Se penso all’amore, penso al modo in cui ti guardavo, mentre eri preso a fare altro.

La tremenda necessità di conservarti inalterato nella mia memoria mi impediva di distrarmi e di concedermi una tregua al tuo pensiero – strazia(to/nte).

Quando ti ho conosciuto, portavo già i capelli corti.

Un’inezia, lo so, eppure, alle volte, ci penso al fatto che prima di te li portassi lunghi, mentre dopo no.

Non ho avuto nulla da strapparmi, quando mi hai detto che no, non c’è storia e che, quindi, no, non c’era nessuna storia tra di noi – tra di noi? Tradii noi, no? Me lo hai detto tu – quindi no, meglio evitare, meglio demarcare: meglio un neutrale “tra me e te”. 

In fondo, hai sempre scelto tu per entrambi ed io e t’ho lasciato fare, succube come ero – come sono – dei tuoi umori.

Mi sono ricostruita a fatica, dopo di te; qua e là mi manca qualche pezzo… per lo più sul petto e sulla nuca.

Un po’ perché qualcuno l’ho perso per strada, un po’ perché qualcuno ce l’hai ancora tu.

Non so se lo sai e non so neppure che ci faresti, se lo sapessi.

Al contrario tuo, io ho custodito a lungo l’affetto scarno che mi hai concesso: il dono semplice di un dio minore – il mio museo insignificante. Un tributo dovuto ché di te, alla fine, ho sempre amato quello che non mi davi; quanto poteva esser(e/ci) e non è stato; la possibilità mutilata di ogni mia realizzazione…

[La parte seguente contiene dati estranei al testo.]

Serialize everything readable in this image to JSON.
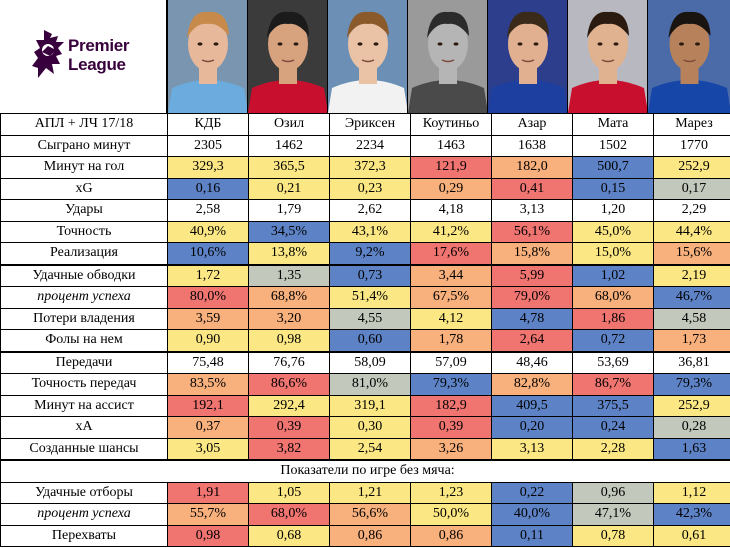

Non te l’ho detto – non te l’ho mai detto, ma le parole mi muoiono ancora in gola, quando mi sei accanto.

Ricordi la sera in cui mi hai sfiorato piano? Ti raccontavo, faccia sporca di pianto, qualcosa che non ricordo più; un’atrocità che la mia testa ha rimosso per salvarsi da sé stessa.

Tu mi ascoltavi, silenzioso, impotente.

Solo allora, incastrata tra le tue dita, ho capito che eri umano quanto me – figlio come sei, come tutti, di una Terra che non c’assomiglia, eppur’è madre.

«Non ti ho mai capito. Tu per me resterai sempre un mistero.» ti ho confessato, prima che scivolassi di fretta fuori dal mio appartamento.

Ti ho guardato andare via con la schiena curva e la testa affacciata alla porta.

Non ti volti mai verso di me; quando te ne vai, non mi guardi mai.

Non lo hai fatto neppure quando mi hai confessato che tu, di amarmi, non eri capace.

«Non si può essere bravi in tutto.» ti ho risposto, stizzita, alzando appena il bavero del cappotto come a proteggermi da un freddo insensato di cui tu eri e resterai complice.

Già allora mi ero rassegnata all’idea che i tuoi occhi erano delle parentesi, degli incisi brevi che non terminavano mai col mio nome – porte serrate su una serrata interiorità.

Non so se troverò mai una consolazione alla tua assenza, alla mia devozione, ai nostri letti separa(t/bil)i.

Non so neppure se pensi mai a me e ai nostri avanzi… alle mie poesie mediocri, alle nostre parole abusate, al tuo profumo che ho ancora addosso, come un pensiero fisso.

Lo emanano in tanti, il tuo odore, a zaffate; una barbarie che mi trascina fino a te anche quando non vorrei, anche quando mi faccio i fatti miei e tu non sei neppure nelle retrovie della mia mente.

E invece eccoti arrivare in particelle trasdotte dal mio olfatto in immagini frammentate, in ricordi sparsi, in espressioni che non uso neppure più da quando ho smesso di amarti.

Non so se mi manchi sul serio o solo per noia; non so come sia la tua vita ora – se di vita ce n’è ancora -; o se, come me, ti trascini in te stesso, nel traffico quotidiano e terribile… sotto una pioggia che, nel suo scrosciare, parla ancora di noi.